I should just stop worrying about it, and try to be myself. But I'm not myself among people if you know what I mean...
 

KiaKaha

Banned
Ugly.

I question my physical attractiveness. I am not sure of it sometimes. At the moment I feel like I look ugly. I hate my skin, my eyebrows and the fact that it ALWAYS looks like I need a shave... I feel ugly and awkward looking.
 

1BlackSheep

Well-known member
Ugly.

I question my physical attractiveness. I am not sure of it sometimes. At the moment I feel like I look ugly. I hate my skin, my eyebrows and the fact that it ALWAYS looks like I need a shave... I feel ugly and awkward looking.
I feel like this most days (well, except for looking like I need to shave!). But, I just got back from seeing my "hair guy" for a cut/color and feel better! Sometimes you just need a little "maintenance" to boost your mood! :) Have you ever had a pedicure, Kia? I think you would quite enjoy it! :D
 

Jessica7

Well-known member
I'm learning reception at work (just in case they ever need my help) and it's so scary having to answer calls, I get so dizzy and nervous :(
 

WeirdyMcGee

Well-known member
Why does the sun go on shining?
Why does the sea rush to shore?
Don't they know it's the end of the world...
'Cause you don't love me any more?


...Is that last part supposed to be a question or a statement? IT's spoken as a question... but... uhh... ummm...
Oh, well.
I'm feeling sick and depressed. What's new?
 

Srijita52

Well-known member
Why does the sun go on shining?
Why does the sea rush to shore?
Don't they know it's the end of the world...
'Cause you don't love me any more?


...Is that last part supposed to be a question or a statement? IT's spoken as a question... but... uhh... ummm...
Oh, well.
I'm feeling sick and depressed. What's new?
I'm sorry Weirdy, hang in there.
 

Graeme1988

Hie yer hence from me heath!
I feel like s**t. Ugly. Depressed, nobody to open up to in real life. Unmotivated, uninspired. Most of my family dismiss my SA and don't take me seriously when I try 'n' talk about it, nothing new there. And I feel like I should just give up trying to make my relationship with my mother better. ::(:
 

Daniel089

Well-known member
I'm sorry to hear that Graeme, but don't give up on your parents, I know they are the only one who will always be with you even if you doubt that.
 

Graeme1988

Hie yer hence from me heath!
I'm sorry to hear that Graeme, but don't give up on your parents, I know they are the only one who will always be with you even if you doubt that.

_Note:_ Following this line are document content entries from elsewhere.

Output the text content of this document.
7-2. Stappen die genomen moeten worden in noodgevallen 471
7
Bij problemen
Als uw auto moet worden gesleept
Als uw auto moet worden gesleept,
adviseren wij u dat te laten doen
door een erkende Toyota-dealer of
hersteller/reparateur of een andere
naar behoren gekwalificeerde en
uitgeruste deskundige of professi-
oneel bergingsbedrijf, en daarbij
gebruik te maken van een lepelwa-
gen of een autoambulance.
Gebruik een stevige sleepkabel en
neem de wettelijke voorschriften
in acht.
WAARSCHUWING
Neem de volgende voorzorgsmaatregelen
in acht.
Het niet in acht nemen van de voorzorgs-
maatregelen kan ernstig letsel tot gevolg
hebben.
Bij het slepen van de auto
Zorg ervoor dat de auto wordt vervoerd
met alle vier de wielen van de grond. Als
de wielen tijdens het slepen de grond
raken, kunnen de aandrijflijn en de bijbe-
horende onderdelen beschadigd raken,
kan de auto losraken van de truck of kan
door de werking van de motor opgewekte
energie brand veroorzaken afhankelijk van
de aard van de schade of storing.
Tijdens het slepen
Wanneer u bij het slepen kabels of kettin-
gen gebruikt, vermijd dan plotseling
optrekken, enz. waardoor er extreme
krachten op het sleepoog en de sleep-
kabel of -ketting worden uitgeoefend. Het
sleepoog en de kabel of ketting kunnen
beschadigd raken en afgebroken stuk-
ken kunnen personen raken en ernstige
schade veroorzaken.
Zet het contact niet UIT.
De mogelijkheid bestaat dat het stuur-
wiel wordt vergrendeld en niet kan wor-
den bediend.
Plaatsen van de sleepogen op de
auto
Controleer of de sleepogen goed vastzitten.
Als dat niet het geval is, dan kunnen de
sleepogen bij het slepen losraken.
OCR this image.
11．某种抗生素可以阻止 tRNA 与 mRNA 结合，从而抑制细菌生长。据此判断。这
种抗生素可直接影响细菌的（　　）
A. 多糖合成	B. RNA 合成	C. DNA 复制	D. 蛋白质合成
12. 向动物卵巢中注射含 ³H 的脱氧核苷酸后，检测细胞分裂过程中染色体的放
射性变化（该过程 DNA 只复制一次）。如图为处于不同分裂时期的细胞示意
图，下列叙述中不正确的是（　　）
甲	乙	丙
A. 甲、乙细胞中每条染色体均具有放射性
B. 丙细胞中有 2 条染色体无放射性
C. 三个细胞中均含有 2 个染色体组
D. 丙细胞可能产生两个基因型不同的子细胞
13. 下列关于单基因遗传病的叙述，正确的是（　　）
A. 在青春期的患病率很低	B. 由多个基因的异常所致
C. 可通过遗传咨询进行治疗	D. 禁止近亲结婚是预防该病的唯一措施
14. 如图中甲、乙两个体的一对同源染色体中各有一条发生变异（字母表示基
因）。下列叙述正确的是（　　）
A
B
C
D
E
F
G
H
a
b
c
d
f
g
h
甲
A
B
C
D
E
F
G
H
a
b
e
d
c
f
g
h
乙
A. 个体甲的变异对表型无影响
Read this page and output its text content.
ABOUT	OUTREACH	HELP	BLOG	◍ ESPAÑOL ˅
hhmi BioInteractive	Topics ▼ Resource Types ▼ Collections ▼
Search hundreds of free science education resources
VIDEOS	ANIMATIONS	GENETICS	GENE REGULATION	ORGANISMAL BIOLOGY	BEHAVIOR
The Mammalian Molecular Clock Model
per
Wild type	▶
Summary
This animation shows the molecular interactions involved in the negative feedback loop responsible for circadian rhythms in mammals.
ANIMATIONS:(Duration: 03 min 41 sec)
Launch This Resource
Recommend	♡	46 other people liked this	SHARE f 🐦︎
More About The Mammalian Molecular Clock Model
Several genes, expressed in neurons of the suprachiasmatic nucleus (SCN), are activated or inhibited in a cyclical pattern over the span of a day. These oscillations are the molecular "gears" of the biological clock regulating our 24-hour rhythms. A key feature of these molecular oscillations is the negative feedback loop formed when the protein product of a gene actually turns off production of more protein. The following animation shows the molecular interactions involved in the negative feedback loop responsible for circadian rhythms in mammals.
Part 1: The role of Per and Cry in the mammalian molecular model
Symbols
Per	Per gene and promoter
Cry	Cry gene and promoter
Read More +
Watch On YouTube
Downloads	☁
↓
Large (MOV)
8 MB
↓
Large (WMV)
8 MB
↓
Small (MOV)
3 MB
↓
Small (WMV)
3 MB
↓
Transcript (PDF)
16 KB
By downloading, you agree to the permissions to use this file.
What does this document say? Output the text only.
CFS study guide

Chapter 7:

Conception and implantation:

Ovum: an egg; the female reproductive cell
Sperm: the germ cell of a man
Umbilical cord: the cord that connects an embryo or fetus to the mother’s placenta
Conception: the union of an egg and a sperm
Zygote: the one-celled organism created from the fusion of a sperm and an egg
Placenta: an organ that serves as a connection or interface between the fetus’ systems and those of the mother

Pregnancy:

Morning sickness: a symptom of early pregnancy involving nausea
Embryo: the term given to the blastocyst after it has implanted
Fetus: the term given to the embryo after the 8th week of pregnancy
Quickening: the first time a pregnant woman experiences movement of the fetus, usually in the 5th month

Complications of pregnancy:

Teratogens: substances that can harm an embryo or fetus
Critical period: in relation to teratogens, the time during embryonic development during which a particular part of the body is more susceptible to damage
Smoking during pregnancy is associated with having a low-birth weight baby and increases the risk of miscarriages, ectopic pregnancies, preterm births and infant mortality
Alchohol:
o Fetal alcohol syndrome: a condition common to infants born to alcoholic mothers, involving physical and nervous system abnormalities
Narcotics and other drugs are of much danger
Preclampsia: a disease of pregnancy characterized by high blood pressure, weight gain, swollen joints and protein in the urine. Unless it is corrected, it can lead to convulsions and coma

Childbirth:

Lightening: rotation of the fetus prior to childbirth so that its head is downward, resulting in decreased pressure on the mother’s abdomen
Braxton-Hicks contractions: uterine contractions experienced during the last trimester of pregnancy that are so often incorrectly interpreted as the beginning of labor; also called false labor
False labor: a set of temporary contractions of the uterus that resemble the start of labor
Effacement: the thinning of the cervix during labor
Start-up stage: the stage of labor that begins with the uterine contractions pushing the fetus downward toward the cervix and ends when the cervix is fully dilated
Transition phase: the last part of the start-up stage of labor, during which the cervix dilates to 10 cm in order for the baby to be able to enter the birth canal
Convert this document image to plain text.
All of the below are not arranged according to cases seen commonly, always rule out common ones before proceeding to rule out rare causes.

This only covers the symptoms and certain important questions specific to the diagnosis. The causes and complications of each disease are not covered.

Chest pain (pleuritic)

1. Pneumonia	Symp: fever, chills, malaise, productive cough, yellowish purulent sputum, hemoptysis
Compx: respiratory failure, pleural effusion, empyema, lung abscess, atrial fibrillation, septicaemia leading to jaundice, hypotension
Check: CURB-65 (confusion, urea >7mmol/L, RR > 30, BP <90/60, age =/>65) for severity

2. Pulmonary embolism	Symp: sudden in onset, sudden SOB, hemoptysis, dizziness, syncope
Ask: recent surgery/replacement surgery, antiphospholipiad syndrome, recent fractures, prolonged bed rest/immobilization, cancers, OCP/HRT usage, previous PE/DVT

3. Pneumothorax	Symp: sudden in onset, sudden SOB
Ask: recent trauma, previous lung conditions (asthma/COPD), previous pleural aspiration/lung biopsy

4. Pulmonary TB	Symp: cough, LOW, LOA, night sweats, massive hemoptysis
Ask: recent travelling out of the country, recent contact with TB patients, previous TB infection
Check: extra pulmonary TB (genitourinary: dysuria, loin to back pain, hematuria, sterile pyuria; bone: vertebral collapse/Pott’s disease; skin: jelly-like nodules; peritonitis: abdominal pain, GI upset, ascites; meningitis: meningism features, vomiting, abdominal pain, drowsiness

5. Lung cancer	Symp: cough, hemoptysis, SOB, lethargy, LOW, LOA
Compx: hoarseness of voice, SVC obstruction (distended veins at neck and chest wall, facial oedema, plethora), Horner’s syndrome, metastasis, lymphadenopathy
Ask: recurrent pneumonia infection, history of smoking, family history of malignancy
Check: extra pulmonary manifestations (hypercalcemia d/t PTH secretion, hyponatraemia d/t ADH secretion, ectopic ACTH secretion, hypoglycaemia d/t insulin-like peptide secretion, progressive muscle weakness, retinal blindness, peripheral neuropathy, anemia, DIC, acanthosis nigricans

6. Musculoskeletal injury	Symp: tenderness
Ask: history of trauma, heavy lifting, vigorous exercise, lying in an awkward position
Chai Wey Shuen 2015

I don't doubt that, Daniel. It just that since my dad died last month, I realise my relationship with my mum isn't that great, either. Her "Oh, just forget about it" was dealing with issues doesn't work for me. I mean, I feel unable to talk about problems with her because she just seems to ignore me some, if not most of time. I didn't bother to tell her that when she asked me, "Why can we never have a conversation?". And when I do try and talk with her, she's either indifferent, negative toward me or just doesn't get it. No matter how many times I try and explain, especially when it comes to social anxiety.